A Bologna un parco logistico si trasforma in museo di urban art
Prologis ospita all’interno dei propri spazi quattro opere degli artisti Moneyless, Etnik, Zed1 e Joys, che danno l'occasione di riflettere sulla rigenerazione degli spazi attraverso il linguaggio espressivo dell'urban art
Sotto la direzione artistica di Enrico Sironi, in arte HEMO, la società americana Prologis ha invitato quattro urban artist a ripensare una grande area dedicata alla logistica, l’interporto di Bologna. Il progetto, frutto di un’operazione più ampia iniziata nel 2021 nei parchi di Lodi e Romentino, va a riqualificare gli spazi per permettere ai dipendenti di lavorare in un ambiente migliore e per aprire un nuovo spazio d’arte alla città. Oltre a campi sportivi, percorsi e aree relax, sulle facciate dei magazzini sono comparsi così quattro grandi interventi artistici, come il grande Panorama vibrante, che ha una estensione di 2.000 metri quadri. L’opera, la più grande mai realizzata in Italia, è stata ufficialmente presentata in occasione di una tavola rotonda tenutasi al MAMbo, L’Urban Art e la Rigenerazione dei Luoghi, che è andata a indagare il significato dell’urban art, soprattutto per una città come Bologna, storicamente riconosciuta come la culla del movimento, e comprendere in che modo questa può arginare le distanze sociali.

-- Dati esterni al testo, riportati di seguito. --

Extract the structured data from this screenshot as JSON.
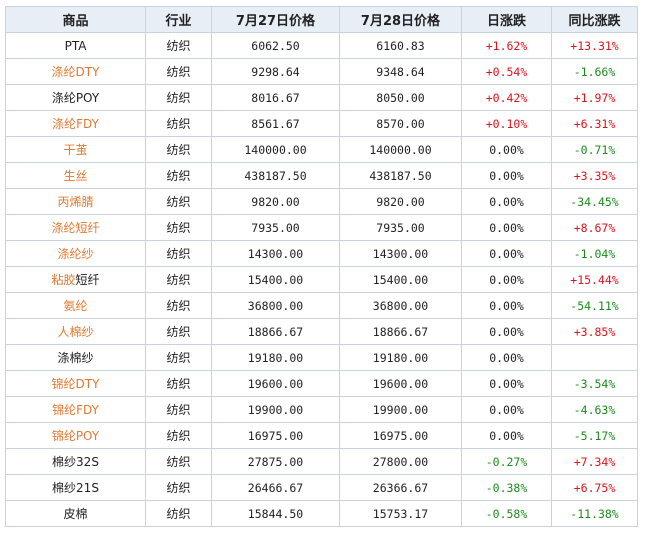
{
  "columns": [
    "商品",
    "行业",
    "7月27日价格",
    "7月28日价格",
    "日涨跌",
    "同比涨跌"
  ],
  "colors": {
    "link": "#e07a32",
    "up": "#d8141c",
    "down": "#1e8a1e",
    "header_bg": "#e8eef6"
  },
  "rows": [
    {
      "name_a": "PTA",
      "name_b": "",
      "name_style": "plain",
      "industry": "纺织",
      "p27": "6062.50",
      "p28": "6160.83",
      "daily": "+1.62%",
      "daily_dir": "up",
      "yoy": "+13.31%",
      "yoy_dir": "up"
    },
    {
      "name_a": "涤纶DTY",
      "name_b": "",
      "name_style": "link",
      "industry": "纺织",
      "p27": "9298.64",
      "p28": "9348.64",
      "daily": "+0.54%",
      "daily_dir": "up",
      "yoy": "-1.66%",
      "yoy_dir": "down"
    },
    {
      "name_a": "涤纶POY",
      "name_b": "",
      "name_style": "plain",
      "industry": "纺织",
      "p27": "8016.67",
      "p28": "8050.00",
      "daily": "+0.42%",
      "daily_dir": "up",
      "yoy": "+1.97%",
      "yoy_dir": "up"
    },
    {
      "name_a": "涤纶FDY",
      "name_b": "",
      "name_style": "link",
      "industry": "纺织",
      "p27": "8561.67",
      "p28": "8570.00",
      "daily": "+0.10%",
      "daily_dir": "up",
      "yoy": "+6.31%",
      "yoy_dir": "up"
    },
    {
      "name_a": "干茧",
      "name_b": "",
      "name_style": "link",
      "industry": "纺织",
      "p27": "140000.00",
      "p28": "140000.00",
      "daily": "0.00%",
      "daily_dir": "flat",
      "yoy": "-0.71%",
      "yoy_dir": "down"
    },
    {
      "name_a": "生丝",
      "name_b": "",
      "name_style": "link",
      "industry": "纺织",
      "p27": "438187.50",
      "p28": "438187.50",
      "daily": "0.00%",
      "daily_dir": "flat",
      "yoy": "+3.35%",
      "yoy_dir": "up"
    },
    {
      "name_a": "丙烯腈",
      "name_b": "",
      "name_style": "link",
      "industry": "纺织",
      "p27": "9820.00",
      "p28": "9820.00",
      "daily": "0.00%",
      "daily_dir": "flat",
      "yoy": "-34.45%",
      "yoy_dir": "down"
    },
    {
      "name_a": "涤纶短纤",
      "name_b": "",
      "name_style": "link",
      "industry": "纺织",
      "p27": "7935.00",
      "p28": "7935.00",
      "daily": "0.00%",
      "daily_dir": "flat",
      "yoy": "+8.67%",
      "yoy_dir": "up"
    },
    {
      "name_a": "涤纶纱",
      "name_b": "",
      "name_style": "link",
      "industry": "纺织",
      "p27": "14300.00",
      "p28": "14300.00",
      "daily": "0.00%",
      "daily_dir": "flat",
      "yoy": "-1.04%",
      "yoy_dir": "down"
    },
    {
      "name_a": "粘胶",
      "name_b": "短纤",
      "name_style": "split",
      "industry": "纺织",
      "p27": "15400.00",
      "p28": "15400.00",
      "daily": "0.00%",
      "daily_dir": "flat",
      "yoy": "+15.44%",
      "yoy_dir": "up"
    },
    {
      "name_a": "氨纶",
      "name_b": "",
      "name_style": "link",
      "industry": "纺织",
      "p27": "36800.00",
      "p28": "36800.00",
      "daily": "0.00%",
      "daily_dir": "flat",
      "yoy": "-54.11%",
      "yoy_dir": "down"
    },
    {
      "name_a": "人棉纱",
      "name_b": "",
      "name_style": "link",
      "industry": "纺织",
      "p27": "18866.67",
      "p28": "18866.67",
      "daily": "0.00%",
      "daily_dir": "flat",
      "yoy": "+3.85%",
      "yoy_dir": "up"
    },
    {
      "name_a": "涤棉纱",
      "name_b": "",
      "name_style": "plain",
      "industry": "纺织",
      "p27": "19180.00",
      "p28": "19180.00",
      "daily": "0.00%",
      "daily_dir": "flat",
      "yoy": "",
      "yoy_dir": "flat"
    },
    {
      "name_a": "锦纶DTY",
      "name_b": "",
      "name_style": "link",
      "industry": "纺织",
      "p27": "19600.00",
      "p28": "19600.00",
      "daily": "0.00%",
      "daily_dir": "flat",
      "yoy": "-3.54%",
      "yoy_dir": "down"
    },
    {
      "name_a": "锦纶FDY",
      "name_b": "",
      "name_style": "link",
      "industry": "纺织",
      "p27": "19900.00",
      "p28": "19900.00",
      "daily": "0.00%",
      "daily_dir": "flat",
      "yoy": "-4.63%",
      "yoy_dir": "down"
    },
    {
      "name_a": "锦纶POY",
      "name_b": "",
      "name_style": "link",
      "industry": "纺织",
      "p27": "16975.00",
      "p28": "16975.00",
      "daily": "0.00%",
      "daily_dir": "flat",
      "yoy": "-5.17%",
      "yoy_dir": "down"
    },
    {
      "name_a": "棉纱32S",
      "name_b": "",
      "name_style": "plain",
      "industry": "纺织",
      "p27": "27875.00",
      "p28": "27800.00",
      "daily": "-0.27%",
      "daily_dir": "down",
      "yoy": "+7.34%",
      "yoy_dir": "up"
    },
    {
      "name_a": "棉纱21S",
      "name_b": "",
      "name_style": "plain",
      "industry": "纺织",
      "p27": "26466.67",
      "p28": "26366.67",
      "daily": "-0.38%",
      "daily_dir": "down",
      "yoy": "+6.75%",
      "yoy_dir": "up"
    },
    {
      "name_a": "皮棉",
      "name_b": "",
      "name_style": "plain",
      "industry": "纺织",
      "p27": "15844.50",
      "p28": "15753.17",
      "daily": "-0.58%",
      "daily_dir": "down",
      "yoy": "-11.38%",
      "yoy_dir": "down"
    }
  ]
}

L’interporto di Bologna come un museo a cielo aperto
L’origine del progetto è strettamente legata a una necessità fondamentale di Prologis: trasformare gli ambienti di lavoro, inizialmente freddi e alienanti, in spazi più accoglienti. La soluzione a questa sfida è stata trovata nell’arte, in particolare nell’urban art, tanto da avviare una riqualificazione di questo luogo che ambisce a diventare un museo aperto 365 giorni l’anno, 24 ore su 24, non solo per i dipendenti, ma per tutta la comunità cittadina.
Moneyless, Etnik, Zed1 e Joys sono gli artisti coinvolti, tutti pionieri della street art con oltre 25 anni di esperienza e i cui linguaggi, dal figurativo all’astratto fino al graffuturism, garantiscono una visione eterogenea e completa. Lo spazio d’azione, concepito come non-luogo, si trasforma in una dimensione alternativa e attuale, capace di leggere la società in cui si inserisce e per questo in dialogo costante con la città. Si tratta quindi di una conferma che l’arte rappresenta sempre di più uno strumento di rigenerazione in cui istituzioni pubbliche e private dovrebbero indirizzare i loro investimenti. Lo suggerisce anche il country manager di Prologis, Sandro Innocenti: “Mi auguro che il nostro esempio volto a valorizzare gli artisti e a promuovere il benessere psicologico delle persone che lavorano all’Interporto di Bologna possa essere seguito da altri “mecenati” dell’urban art per giungere alla realizzazione di un museo di arte urbana a cielo aperto.”